How Gum Disease Affects Your Entire Mouth

Losing a tooth or several teeth can result in a variety of problems.  Injury, birth defects, or decay can all lead to tooth loss.  Tooth loss or removal can also cause additional dental complications and overall health concerns.

 

Why Choose Harbor Periodontics?

  • Wide Variety of Gum Disease Treatments
  • Computer-Guided Implant Surgery
  • Dental Insurance Accepted

 

Diet

When tooth loss causes the alignment of remaining teeth to shift, it can impair a person’s ability to properly chew food.  If most or all teeth are lost, chewing is virtually impossible, restricting one's diet to soft foods.  A soft food diet is unable to meet the nutritional requirements of the body.  This malnourishment can lead to constipation, arthritis, indigestion, and rheumatism. 

Speech

Our teeth play a significant role in our speech ability.  Sounds from letters like s, z, d, x, n, th, and sh, are formed by tongue-to-tooth contact.  These and other sounds are not easily made if you are missing your teeth and can cause a person to speak with a lisp.  This can be an embarrassing speech abnormality that can at times be difficult to understand.  After tooth loss, your tongue will expand to fill the additional space within your mouth.  A thickened tongue is more difficult to control, impairing pronunciation and causing a person’s speech to be difficult to understand.

Bone Loss in the Jawbone

Your teeth and bite provide important stimulation to your jawbone.  When a tooth is lost, the alveolar bone that formerly supported the tooth no longer receives that stimulation via biting and chewing.  The bone begins to deteriorate from lack of use and is reabsorbed by the body.  This deterioration begins almost immediately after tooth loss and persists throughout a person’s life, although the rates of deterioration vary greatly between individuals.
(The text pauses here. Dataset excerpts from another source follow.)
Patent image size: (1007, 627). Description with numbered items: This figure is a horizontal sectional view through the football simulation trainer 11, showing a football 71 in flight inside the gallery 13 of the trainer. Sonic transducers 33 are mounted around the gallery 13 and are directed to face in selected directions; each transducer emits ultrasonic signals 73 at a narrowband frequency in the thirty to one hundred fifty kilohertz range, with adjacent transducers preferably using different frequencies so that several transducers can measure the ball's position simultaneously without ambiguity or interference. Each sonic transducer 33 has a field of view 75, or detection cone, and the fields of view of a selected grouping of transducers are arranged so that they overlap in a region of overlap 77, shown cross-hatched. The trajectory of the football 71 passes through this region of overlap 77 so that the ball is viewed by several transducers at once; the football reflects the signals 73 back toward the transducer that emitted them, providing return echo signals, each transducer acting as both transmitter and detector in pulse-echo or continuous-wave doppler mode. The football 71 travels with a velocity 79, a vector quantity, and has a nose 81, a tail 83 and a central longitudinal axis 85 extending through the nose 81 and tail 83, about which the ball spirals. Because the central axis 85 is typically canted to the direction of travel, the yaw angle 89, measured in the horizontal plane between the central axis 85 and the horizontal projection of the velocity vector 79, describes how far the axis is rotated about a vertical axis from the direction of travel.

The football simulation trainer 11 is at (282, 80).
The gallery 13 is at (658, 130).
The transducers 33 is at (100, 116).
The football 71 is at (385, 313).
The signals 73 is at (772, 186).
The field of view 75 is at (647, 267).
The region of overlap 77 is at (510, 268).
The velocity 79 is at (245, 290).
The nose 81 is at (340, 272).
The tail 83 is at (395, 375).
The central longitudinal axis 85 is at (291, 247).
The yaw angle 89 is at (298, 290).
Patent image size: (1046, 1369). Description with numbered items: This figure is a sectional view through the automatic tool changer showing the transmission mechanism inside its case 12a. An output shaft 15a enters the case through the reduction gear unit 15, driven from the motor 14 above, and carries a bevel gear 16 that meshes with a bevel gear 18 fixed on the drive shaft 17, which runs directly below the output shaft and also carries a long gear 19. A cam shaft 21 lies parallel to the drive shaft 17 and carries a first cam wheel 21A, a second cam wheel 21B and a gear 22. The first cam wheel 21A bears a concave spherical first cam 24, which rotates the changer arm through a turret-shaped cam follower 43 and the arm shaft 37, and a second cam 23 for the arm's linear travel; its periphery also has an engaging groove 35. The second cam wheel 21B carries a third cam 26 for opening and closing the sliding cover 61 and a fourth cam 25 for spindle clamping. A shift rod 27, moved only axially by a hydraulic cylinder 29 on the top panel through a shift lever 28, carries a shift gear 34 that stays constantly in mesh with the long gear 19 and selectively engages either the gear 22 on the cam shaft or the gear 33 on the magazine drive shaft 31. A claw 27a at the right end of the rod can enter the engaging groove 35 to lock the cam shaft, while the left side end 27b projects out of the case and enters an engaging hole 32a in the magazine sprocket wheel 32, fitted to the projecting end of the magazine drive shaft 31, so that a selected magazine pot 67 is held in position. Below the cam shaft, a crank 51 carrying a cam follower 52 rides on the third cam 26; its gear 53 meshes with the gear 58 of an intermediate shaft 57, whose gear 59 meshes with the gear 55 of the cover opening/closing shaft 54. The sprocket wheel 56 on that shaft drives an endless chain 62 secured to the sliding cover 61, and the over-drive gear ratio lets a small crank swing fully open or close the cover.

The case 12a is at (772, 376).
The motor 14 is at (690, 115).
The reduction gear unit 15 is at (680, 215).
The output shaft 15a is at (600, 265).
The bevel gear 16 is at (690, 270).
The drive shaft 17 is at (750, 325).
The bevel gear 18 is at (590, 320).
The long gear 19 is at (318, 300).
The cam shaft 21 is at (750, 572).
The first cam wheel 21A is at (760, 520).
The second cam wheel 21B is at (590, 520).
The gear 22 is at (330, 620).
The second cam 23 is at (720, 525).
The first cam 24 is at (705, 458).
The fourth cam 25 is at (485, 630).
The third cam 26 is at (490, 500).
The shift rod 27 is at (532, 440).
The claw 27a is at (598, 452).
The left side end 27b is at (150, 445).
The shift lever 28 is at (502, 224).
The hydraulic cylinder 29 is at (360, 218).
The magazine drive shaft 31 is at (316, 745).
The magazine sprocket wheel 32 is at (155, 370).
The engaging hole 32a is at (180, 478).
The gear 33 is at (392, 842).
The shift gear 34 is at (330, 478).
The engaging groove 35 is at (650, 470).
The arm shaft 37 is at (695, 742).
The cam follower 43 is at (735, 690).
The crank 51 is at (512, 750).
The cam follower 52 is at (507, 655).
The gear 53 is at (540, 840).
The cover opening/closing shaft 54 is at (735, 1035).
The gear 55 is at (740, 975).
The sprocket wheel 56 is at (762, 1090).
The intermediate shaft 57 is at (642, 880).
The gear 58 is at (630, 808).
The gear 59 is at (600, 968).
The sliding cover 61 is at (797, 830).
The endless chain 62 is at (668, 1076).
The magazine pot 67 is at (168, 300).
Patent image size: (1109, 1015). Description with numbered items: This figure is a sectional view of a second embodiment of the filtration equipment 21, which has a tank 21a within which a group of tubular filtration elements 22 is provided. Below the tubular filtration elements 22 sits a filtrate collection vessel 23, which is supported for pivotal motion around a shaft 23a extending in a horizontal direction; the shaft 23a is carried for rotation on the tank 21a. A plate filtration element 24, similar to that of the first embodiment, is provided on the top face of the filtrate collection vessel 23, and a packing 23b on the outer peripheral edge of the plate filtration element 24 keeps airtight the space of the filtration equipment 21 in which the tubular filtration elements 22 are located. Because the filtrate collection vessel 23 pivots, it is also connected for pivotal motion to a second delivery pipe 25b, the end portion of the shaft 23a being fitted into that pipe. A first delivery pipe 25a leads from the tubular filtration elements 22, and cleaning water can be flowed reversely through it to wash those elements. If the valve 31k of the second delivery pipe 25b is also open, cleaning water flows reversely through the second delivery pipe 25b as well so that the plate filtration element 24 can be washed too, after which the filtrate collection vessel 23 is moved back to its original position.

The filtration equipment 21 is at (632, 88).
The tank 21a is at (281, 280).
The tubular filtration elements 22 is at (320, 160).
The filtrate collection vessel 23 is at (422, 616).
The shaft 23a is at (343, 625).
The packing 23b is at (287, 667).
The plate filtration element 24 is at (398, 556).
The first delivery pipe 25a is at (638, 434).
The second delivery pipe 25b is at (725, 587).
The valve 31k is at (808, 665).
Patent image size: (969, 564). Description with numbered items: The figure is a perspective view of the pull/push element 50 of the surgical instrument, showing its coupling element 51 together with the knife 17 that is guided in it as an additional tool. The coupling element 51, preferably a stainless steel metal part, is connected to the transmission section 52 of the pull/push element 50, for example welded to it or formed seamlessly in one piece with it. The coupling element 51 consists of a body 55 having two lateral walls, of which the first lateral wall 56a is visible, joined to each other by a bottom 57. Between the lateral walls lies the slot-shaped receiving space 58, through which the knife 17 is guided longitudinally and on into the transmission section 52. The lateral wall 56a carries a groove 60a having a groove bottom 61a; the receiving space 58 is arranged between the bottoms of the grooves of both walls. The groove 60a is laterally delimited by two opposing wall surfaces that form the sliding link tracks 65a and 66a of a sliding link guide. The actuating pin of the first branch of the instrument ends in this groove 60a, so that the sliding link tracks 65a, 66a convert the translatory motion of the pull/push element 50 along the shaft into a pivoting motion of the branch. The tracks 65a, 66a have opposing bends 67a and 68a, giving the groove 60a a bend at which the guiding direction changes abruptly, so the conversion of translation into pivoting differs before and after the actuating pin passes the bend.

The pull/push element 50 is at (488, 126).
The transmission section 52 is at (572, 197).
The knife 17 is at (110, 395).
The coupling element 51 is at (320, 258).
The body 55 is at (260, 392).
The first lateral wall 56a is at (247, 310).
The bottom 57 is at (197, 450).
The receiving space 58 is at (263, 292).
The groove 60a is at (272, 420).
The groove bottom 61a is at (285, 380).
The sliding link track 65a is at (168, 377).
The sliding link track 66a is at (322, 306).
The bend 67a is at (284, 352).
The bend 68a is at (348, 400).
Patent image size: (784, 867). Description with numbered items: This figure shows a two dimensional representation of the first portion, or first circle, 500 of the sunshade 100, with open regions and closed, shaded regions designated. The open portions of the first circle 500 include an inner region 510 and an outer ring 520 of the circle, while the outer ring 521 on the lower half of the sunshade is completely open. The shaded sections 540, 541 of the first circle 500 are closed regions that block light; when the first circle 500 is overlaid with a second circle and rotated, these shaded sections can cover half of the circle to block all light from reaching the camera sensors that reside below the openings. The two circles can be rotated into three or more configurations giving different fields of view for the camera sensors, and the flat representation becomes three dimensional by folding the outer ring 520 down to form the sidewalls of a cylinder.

Once deteriorated to a certain point, prosthetic devices such as dentures are no longer useful as there is not enough bone structure to hold them in place.

Misalignment

Misalignment of teeth occurs when remaining teeth do not have an opposing structure (top and bottom pairings) to meet.  Without the oppositional force from a lost paired tooth, the remaining tooth can become loose.  The bone supporting the remaining teeth may also deteriorate from lack of stimulation. The loss of just one tooth can have a domino effect on all those remaining, causing them to shift and potentially altering your bite, which can cause head, neck, and jaw pain.

Facial Appearance

If teeth are missing, the flesh of your lips and cheeks do not have any support.  When you close your mouth, your face will appear “sunken in,” which significantly ages an individual’s appearance.